Butterflies And Boxes

I have only tried salvia once and it was an amazing experience.

I was driving back up the East Coast from Florida to Massachusetts. I had driven down there with the intention of going to college. (following a boy) I left the school 2 days into orientation. My Dad flew one of my closest friends down there so I wouldn't have to drive back alone.

He and I decided to visit two friends of ours who live in South Carolina, in the myrtle beach area. The girls live at an amazing and unique ranch/preserve. Wild animals that you never think to see in your life, live just feet from the house they call home.

That's how this adventure started. We were invited to hold a baby tiger and a baby monkey at the girls' work. One of them was done working for the day and decided to show us the town, and invite us to try something new: Salvia.

Now, I am not one to experiment with drugs. Pot and alcohol on occasion, but nothing more. Still, my life was going through so many changes that I basically said...why the hell not? So we stopped by a headshop, and left with a small bag of the stuff.

It was late, and we decided to go somewhere quiet, open, relaxing--the beach. I had plenty of blankets among my belongings in the car, so we spread out on the dark beach and settled in.

My friend and I had never tried this before, but the girl with us had, so she guided us through what to expect. But even with her stories of her past experiences, I don't know if I was fully prepared.

We had decided to smoke one at a time, so to amuse himself while I road my trip out, the guy driving up with me started lighting off some small fireworks he had purchased on the road. This location and the things going on around me definitely added to the trip.

Not long after inhaling, the world felt a little topsy-turvy. I remember digging my hands into the sand, to hold myself steady. It suddenly felt as if the world were very small, that its entire vastness were as shifting and becoming as small as the particles of sand in my hands. This sensation unnerved me greatly, so I tried to focus on something besides my fingers.

The fireworks, spiraling around in the air. And as I watched, each spark became a creature, a living thing, a beautiful little butterfly, floating daintily and preciously. I was astounded, I was mesmerized. And then they were gone. I think this may have been the first thing I spoke after beginning the trip. I begged him to light another, to release more butterflies. I wanted to sore high into the sky with those little sparks of flickering light.

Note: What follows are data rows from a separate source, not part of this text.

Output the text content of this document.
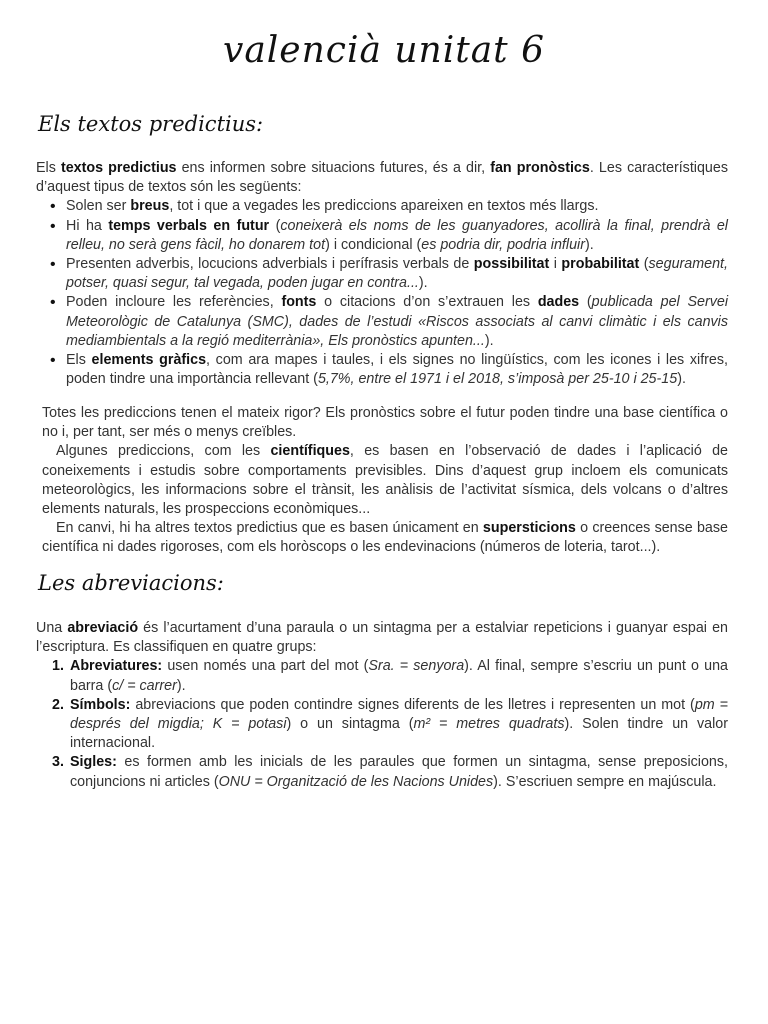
valencià unitat 6
Els textos predictius:

Els textos predictius ens informen sobre situacions futures, és a dir, fan pronòstics. Les característiques d’aquest tipus de textos són les següents:

• Solen ser breus, tot i que a vegades les prediccions apareixen en textos més llargs.
• Hi ha temps verbals en futur (coneixerà els noms de les guanyadores, acollirà la final, prendrà el relleu, no serà gens fàcil, ho donarem tot) i condicional (es podria dir, podria influir).
• Presenten adverbis, locucions adverbials i perífrasis verbals de possibilitat i probabilitat (segurament, potser, quasi segur, tal vegada, poden jugar en contra...).
• Poden incloure les referències, fonts o citacions d’on s’extrauen les dades (publicada pel Servei Meteorològic de Catalunya (SMC), dades de l’estudi «Riscos associats al canvi climàtic i els canvis mediambientals a la regió mediterrània», Els pronòstics apunten...).
• Els elements gràfics, com ara mapes i taules, i els signes no lingüístics, com les icones i les xifres, poden tindre una importància rellevant (5,7%, entre el 1971 i el 2018, s’imposà per 25-10 i 25-15).

Totes les prediccions tenen el mateix rigor? Els pronòstics sobre el futur poden tindre una base científica o no i, per tant, ser més o menys creïbles.

Algunes prediccions, com les científiques, es basen en l’observació de dades i l’aplicació de coneixements i estudis sobre comportaments previsibles. Dins d’aquest grup incloem els comunicats meteorològics, les informacions sobre el trànsit, les anàlisis de l’activitat sísmica, dels volcans o d’altres elements naturals, les prospeccions econòmiques...

En canvi, hi ha altres textos predictius que es basen únicament en supersticions o creences sense base científica ni dades rigoroses, com els horòscops o les endevinacions (números de loteria, tarot...).

Les abreviacions:

Una abreviació és l’acurtament d’una paraula o un sintagma per a estalviar repeticions i guanyar espai en l’escriptura. Es classifiquen en quatre grups:

1. Abreviatures: usen només una part del mot (Sra. = senyora). Al final, sempre s’escriu un punt o una barra (c/ = carrer).
2. Símbols: abreviacions que poden contindre signes diferents de les lletres i representen un mot (pm = després del migdia; K = potasi) o un sintagma (m² = metres quadrats). Solen tindre un valor internacional.
3. Sigles: es formen amb les inicials de les paraules que formen un sintagma, sense preposicions, conjuncions ni articles (ONU = Organització de les Nacions Unides). S’escriuen sempre en majúscula.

But when those lights were gone, I was suddenly back within my hands. I looked quickly to the other girl with me, but she suddenly seemed farther away. The world was folding underneath us, into a neat little box. She was on the other side, I could see an edge. I told her we were on a cube. I couldn't move to look behind me, but I was certain that I would see another edge somewhere beyond, that the entire world had somehow folded itself into this little box and left us sitting on its edges.
Like I had slipped into an entirely different dimension and taken my friends with me.

But I wasn't scared. It was very peaceful, calm, welcoming. I felt contentment.

Very quickly though, the world snapped back, and I was left with a lightheadedness akin to standing up too quickly. I was back on the beach, there were no cubes or butterflies. But I felt refreshed and open.

It was an amazing experience for me. This was in 2010, and I have not done the herb since then. I know many who have mixed reviews for it. For me, this trip was exhilarating, beautiful, and serene. I wish I had recorded a written description at the time, but the thought did not occur to me, so I hope this does the experience justice on some level.